Die Vorspannung kann als Kraft bzw. Weg (Abstand) definiert werden, allerdings ist die Vorspannkraft der primäre Beiwert für die Definition. Je nach dem Anstellverfahren hängt die Vorspannkraft indirekt auch mit dem Reibungsmoment in dem Lager zusammen.

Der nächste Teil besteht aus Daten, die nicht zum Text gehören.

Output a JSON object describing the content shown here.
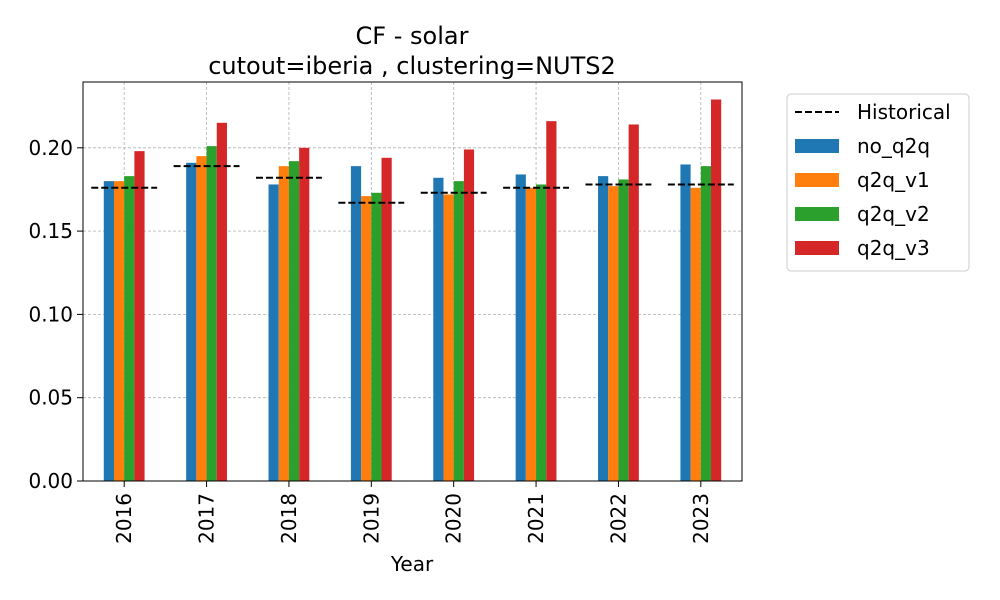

Erfahrungswerte für die optimale Vorspannung können aus bewährten Lageranordnungen übernommen und auch für andere Lageranordnungen gleicher Bauart vorgesehen werden. Bei Neukonstruktionen empfiehlt SKF, die Vorspannkraft zu berechnen und die Genauigkeit durch Prüfungen zu bestätigen. Da allgemein nicht alle Einflussfaktoren für den tatsächlichen Betrieb genau bekannt sind, können in der Praxis Korrekturen erforderlich sein. Die Zuverlässigkeit der Berechnung hängt im Wesentlichen davon ab, wie genau die Annahmen hinsichtlich der Betriebstemperaturen und der Verformbarkeit der Umbauteile, insbesondere des Gehäuses, mit den tatsächlichen Bedingungen übereinstimmen.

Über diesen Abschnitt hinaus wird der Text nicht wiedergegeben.